Semana de peão: o que aprendemos trabalhando em uma fábrica

“O cara tá trabalhando feito peão de fábrica... olha só a situação dele”.

O termo “peão” tem muitas definições: serve como o soldado da infantaria, o bom cavaleiro que trabalha como empregado no campo ou na roça, recebendo seus vencimentos diários.

Usa-se “peão” também para designar a classe mais baixa dos trabalhadores de algum lugar e, no xadrez, chama-se peão a peça que se sacrifica no jogo para realizar uma boa movimentação de ataque, ou simplesmente para proteger seu rei. Encurtando história longa, peão veio ao mundo pra ralar.

O peão é sempre o primeiro a se foder. No xadrez

Houve um breve momento da minha curta vida em que eu estava passando por uma situação não muito agradável no papel de recém-formado e desempregado. Fiquei sabendo, nem lembro como, de uma oportunidade para ingressar em uma fábrica de celulares. Era uma chance de pagar as contas e passar por uma experiência totalmente diferente. É assim que começo a contar como fui peão por uma semana.

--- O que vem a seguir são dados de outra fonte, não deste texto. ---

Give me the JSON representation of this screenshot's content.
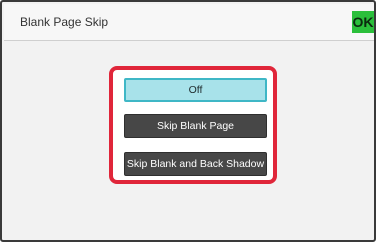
{
  "window": {
    "title": "Blank Page Skip",
    "ok_label": "OK"
  },
  "options": {
    "items": [
      {
        "label": "Off",
        "selected": true
      },
      {
        "label": "Skip Blank Page",
        "selected": false
      },
      {
        "label": "Skip Blank and Back Shadow",
        "selected": false
      }
    ]
  },
  "colors": {
    "ok_button": "#2bbf3b",
    "highlight_border": "#e0263a",
    "selected_option_bg": "#a8e2ea",
    "option_bg": "#474747"
  }
}
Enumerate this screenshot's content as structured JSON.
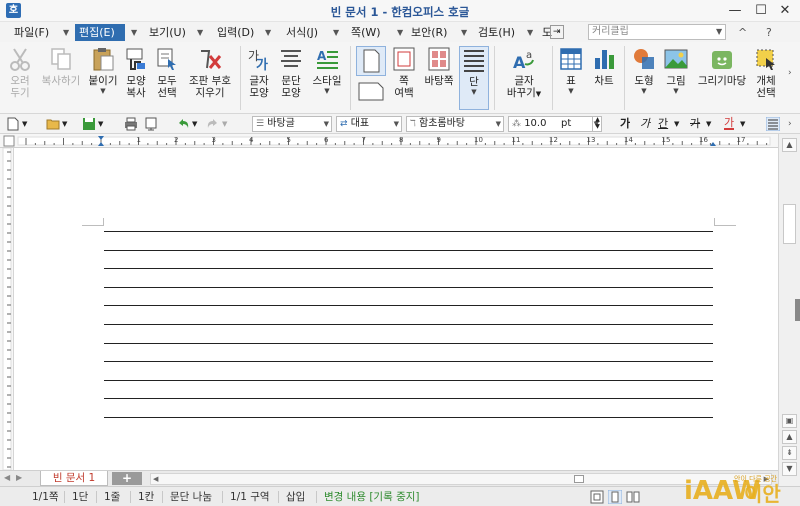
{
  "window": {
    "title": "빈 문서 1 - 한컴오피스 호글",
    "min": "—",
    "max": "☐",
    "close": "✕"
  },
  "menu": {
    "items": [
      {
        "label": "파일(F)"
      },
      {
        "label": "편집(E)"
      },
      {
        "label": "보기(U)"
      },
      {
        "label": "입력(D)"
      },
      {
        "label": "서식(J)"
      },
      {
        "label": "쪽(W)"
      },
      {
        "label": "보안(R)"
      },
      {
        "label": "검토(H)"
      },
      {
        "label": "도"
      }
    ],
    "search_placeholder": "커리클립",
    "help": "?",
    "collapse": "^"
  },
  "ribbon": {
    "cut": {
      "l1": "오려",
      "l2": "두기"
    },
    "copy": {
      "l1": "복사하기"
    },
    "paste": {
      "l1": "붙이기"
    },
    "format_copy": {
      "l1": "모양",
      "l2": "복사"
    },
    "select_all": {
      "l1": "모두",
      "l2": "선택"
    },
    "erase_marks": {
      "l1": "조판 부호",
      "l2": "지우기"
    },
    "char_shape": {
      "l1": "글자",
      "l2": "모양"
    },
    "para_shape": {
      "l1": "문단",
      "l2": "모양"
    },
    "style": {
      "l1": "스타일"
    },
    "page_margin": {
      "l1": "쪽",
      "l2": "여백"
    },
    "background": {
      "l1": "바탕쪽"
    },
    "columns": {
      "l1": "단"
    },
    "char_replace": {
      "l1": "글자",
      "l2": "바꾸기"
    },
    "table": {
      "l1": "표"
    },
    "chart": {
      "l1": "차트"
    },
    "shape": {
      "l1": "도형"
    },
    "picture": {
      "l1": "그림"
    },
    "clipart": {
      "l1": "그리기마당"
    },
    "object_select": {
      "l1": "개체",
      "l2": "선택"
    }
  },
  "toolbar": {
    "style_value": "바탕글",
    "lang_value": "대표",
    "font_value": "함초롬바탕",
    "size_value": "10.0",
    "size_unit": "pt",
    "bold": "가",
    "italic": "가",
    "underline": "간",
    "strike": "가",
    "color": "가"
  },
  "tabs": {
    "doc_tab": "빈 문서 1",
    "add": "+"
  },
  "status": {
    "page": "1/1쪽",
    "column": "1단",
    "line": "1줄",
    "col": "1칸",
    "para_break": "문단 나눔",
    "section": "1/1 구역",
    "insert": "삽입",
    "track": "변경 내용 [기록 중지]"
  },
  "watermark": {
    "text": "iAAW 이안",
    "tag": "안이 다른 공간"
  },
  "colors": {
    "accent": "#2f6db0",
    "track_text": "#2e8b2e",
    "tab_text": "#c0392b"
  }
}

Individual e intelectualmente, o peão não é fundamental para o andamento de determinado trabalho. Não vai trabalhar de um jeito característico e nem deixar a sua marca no ofício corriqueiro. Mas, em um grupo de “iguais”, ele se torna crucial para o andamento de qualquer corporação – um pode não fazer tanta diferença, mas dez sim. Para quem adora exercer a criatividade no ambiente em que vive, esse tipo de função pode ser massacrante. Foi o meu caso.

Já haviam me dito que, no geral, um peão não se mata de trabalhar, ganha um salário que paga as contas e encara a função com grande facilidade. Mas nada teria tanta graça se só houvesse pontos positivos.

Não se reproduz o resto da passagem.